Author | Cao Guanglei (Fang Qiu)

background

Workload distribution across different zones, different hardware types, and even different clusters and cloud vendors has become a very common requirement. In the past, an application could only be split into multiple workload (such as Deployment), which could be managed manually by the SRE team or deeply customized to the PaaS layer to support the fine management of multiple workload for an application.

Furthermore, in application deployment scenarios, there are a variety of topology disaggregation and elastic demands. The most common of these is to disintegrate according to one or more topological dimensions, such as:

Application deployment must be scattered based on node dimensions to avoid stacking (improve disaster recovery capability).
Scatter applications based on available zones (AZs) to improve disaster recovery capability.
To disperse data by zone, you need to specify the ratio to be deployed in different zones.

With the rapid popularity of cloud native at home and abroad, applications have more and more demand for flexibility. Various public cloud vendors have successively launched Serverless container services to support elastic deployment scenarios, such as ECI of Ali Cloud and Fragate of AWS. Take ECI as an example, ECI can connect to Kubernetes system through Virtual Kubelet, give Pod certain configuration can be scheduled to the ECI cluster behind Virtual-Node. To summarize some common flexibility appeals, such as:

Applications are preferentially deployed to their own clusters, and then deployed to elastic clusters when resources are insufficient. To reduce the capacity of an elastic node, reduce the capacity of the elastic node first to save costs.
You can plan basic node pools and elastic node pools by yourself. During application deployment, a fixed number or proportion of pods must be deployed in the basic node pool, and other pods must be deployed in the elastic node pool.

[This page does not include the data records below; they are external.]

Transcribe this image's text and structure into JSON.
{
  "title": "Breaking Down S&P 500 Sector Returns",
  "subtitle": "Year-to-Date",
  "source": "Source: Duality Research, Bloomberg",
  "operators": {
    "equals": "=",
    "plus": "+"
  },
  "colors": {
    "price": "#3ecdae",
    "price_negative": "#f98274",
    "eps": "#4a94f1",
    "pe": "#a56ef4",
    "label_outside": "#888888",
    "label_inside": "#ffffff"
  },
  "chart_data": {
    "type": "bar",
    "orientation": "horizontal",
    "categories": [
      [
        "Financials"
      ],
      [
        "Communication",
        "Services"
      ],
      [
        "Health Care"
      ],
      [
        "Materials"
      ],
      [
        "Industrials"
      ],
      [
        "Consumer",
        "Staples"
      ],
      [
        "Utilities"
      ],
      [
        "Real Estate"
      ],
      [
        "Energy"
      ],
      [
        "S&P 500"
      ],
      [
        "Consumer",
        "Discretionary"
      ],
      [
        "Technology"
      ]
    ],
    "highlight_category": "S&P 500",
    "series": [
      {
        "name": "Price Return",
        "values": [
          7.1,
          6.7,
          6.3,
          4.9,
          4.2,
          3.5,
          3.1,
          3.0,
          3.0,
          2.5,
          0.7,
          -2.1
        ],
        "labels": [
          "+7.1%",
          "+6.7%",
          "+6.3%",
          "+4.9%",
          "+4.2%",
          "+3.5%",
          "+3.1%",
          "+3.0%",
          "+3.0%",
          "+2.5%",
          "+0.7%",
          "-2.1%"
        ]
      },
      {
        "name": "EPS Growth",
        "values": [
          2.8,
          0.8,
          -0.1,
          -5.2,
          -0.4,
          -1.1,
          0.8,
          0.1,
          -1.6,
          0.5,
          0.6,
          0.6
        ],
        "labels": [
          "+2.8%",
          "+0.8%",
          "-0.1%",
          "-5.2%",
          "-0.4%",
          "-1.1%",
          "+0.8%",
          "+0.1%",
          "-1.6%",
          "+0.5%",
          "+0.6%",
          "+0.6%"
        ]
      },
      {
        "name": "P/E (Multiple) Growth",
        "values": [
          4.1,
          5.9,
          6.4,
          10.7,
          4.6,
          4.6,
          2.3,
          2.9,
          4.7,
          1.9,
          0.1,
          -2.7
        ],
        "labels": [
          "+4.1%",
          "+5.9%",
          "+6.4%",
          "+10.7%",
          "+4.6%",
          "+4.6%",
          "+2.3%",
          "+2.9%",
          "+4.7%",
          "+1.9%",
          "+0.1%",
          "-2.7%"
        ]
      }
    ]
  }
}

In response to these requirements, OpenKruise has added a WorkloadSpread feature in v0.10.0. It currently supports Deployment, ReplicaSet, and CloneSet workloads to manage the partition Deployment and elastic scaling of their subordinate PODS. The application scenarios and implementation principles of WorkloadSpread are described in detail to help users better understand the feature.

WorkloadSpread introduction

Official documentation (see related link 1 at the end of this article)

In short, WorkloadSpread can distribute workload’s Pod to different types of nodes according to certain rules, which can meet both the above scattered and elastic scenarios.

Comparison of existing schemes

A brief comparison of existing schemes in some communities.

Pod Topology Spread Constrains

Pod Topology Spread Constrains is a solution provided by the Kubernetes community that can be defined to be broken at the level of the Topology key. After the definition is complete, the scheduler selects nodes that meet the distribution conditions based on the configuration.

Because PodTopologySpread is more evenly scattered, it does not support a custom partition number or scale configuration, and scaling breaks the distribution. WorkloadSpread allows you to customize the number of partitions and manages the scaling order. Therefore, the deficiency of PodTopologySpread can be avoided in some scenarios.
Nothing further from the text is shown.